Nova fonte de células estaminais
Uma equipa de cientistas norte--americanos descobriu uma nova fonte de células estaminais no líquido amniótico – que rodeia os embriões em desenvolvimento no ventre materno – com capacidade para substituir células e tecidos lesionados por doenças como diabetes e Alzheimer.
As conclusões são de uma investigação que durou sete anos, publicada na última edição da revista ‘Nature Biotechnology’. As células estaminais foram utilizadas para criar tecido muscular e ósseo, vasos capilares, nervos e células hepáticas.
“A nossa esperança é que estas células constituam um recurso valioso para reparar e criar órgãos”, disse Anthony Atala, investigador e director do Instituto de Medicina Regenerativa da Escola de Medicina da Universidade de Wake Forest, na Carolina do Norte (EUA).
Há muito que se sabia que tanto a placenta como o líquido amniótico continham células progenitoras múltiplas do embrião em desenvolvimento. “Nós perguntámo-nos: existe alguma possibilidade de encontrar verdadeiras células estaminais dentro desta população celular? A resposta é sim”, afirmou o cientista responsável pela condução desta pesquisa.

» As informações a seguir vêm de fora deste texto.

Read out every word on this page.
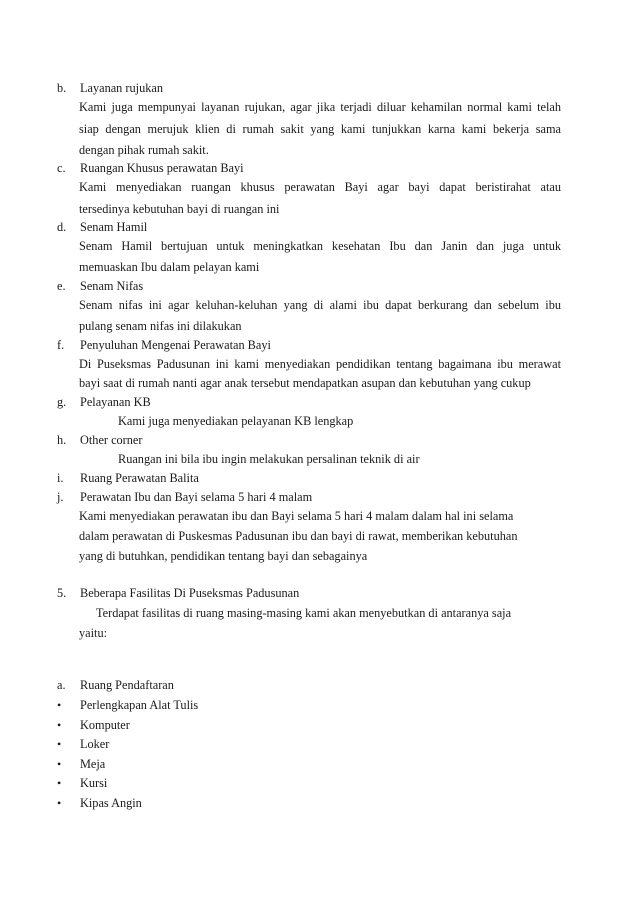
b. Layanan rujukan
Kami juga mempunyai layanan rujukan, agar jika terjadi diluar kehamilan normal kami telah
siap dengan merujuk klien di rumah sakit yang kami tunjukkan karna kami bekerja sama
dengan pihak rumah sakit.
c. Ruangan Khusus perawatan Bayi
Kami menyediakan ruangan khusus perawatan Bayi agar bayi dapat beristirahat atau
tersedinya kebutuhan bayi di ruangan ini
d. Senam Hamil
Senam Hamil bertujuan untuk meningkatkan kesehatan Ibu dan Janin dan juga untuk
memuaskan Ibu dalam pelayan kami
e. Senam Nifas
Senam nifas ini agar keluhan-keluhan yang di alami ibu dapat berkurang dan sebelum ibu
pulang senam nifas ini dilakukan
f. Penyuluhan Mengenai Perawatan Bayi
Di Puseksmas Padusunan ini kami menyediakan pendidikan tentang bagaimana ibu merawat
bayi saat di rumah nanti agar anak tersebut mendapatkan asupan dan kebutuhan yang cukup
g. Pelayanan KB
Kami juga menyediakan pelayanan KB lengkap
h. Other corner
Ruangan ini bila ibu ingin melakukan persalinan teknik di air
i. Ruang Perawatan Balita
j. Perawatan Ibu dan Bayi selama 5 hari 4 malam
Kami menyediakan perawatan ibu dan Bayi selama 5 hari 4 malam dalam hal ini selama
dalam perawatan di Puskesmas Padusunan ibu dan bayi di rawat, memberikan kebutuhan
yang di butuhkan, pendidikan tentang bayi dan sebagainya
5. Beberapa Fasilitas Di Puseksmas Padusunan
Terdapat fasilitas di ruang masing-masing kami akan menyebutkan di antaranya saja
yaitu:
a. Ruang Pendaftaran
• Perlengkapan Alat Tulis
• Komputer
• Loker
• Meja
• Kursi
• Kipas Angin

Ouvido pelo CM, o médico e professor universitário Daniel Serrão, membro do Conselho Nacional de Ética para as Ciências da Vida, diz que “este trabalho só vem confirmar o que tenho defendido de há uns anos para cá, que é o facto de haver alternativas às células retiradas aos embriões”. E acrescenta: “Além disso, esta investigação tem a vantagem de não levantar problemas éticos, dado não ser necessária a destruição do embrião para obter as células.”
Os investigadores norte-americanos apontam ainda outras vantagens destas células em termos de aplicação médica: a sua disponibilidade imediata, a facilidade de recolha – através de amniocentese – e a sua capacidade de auto-regeneração: duplicam-se a cada 36 horas.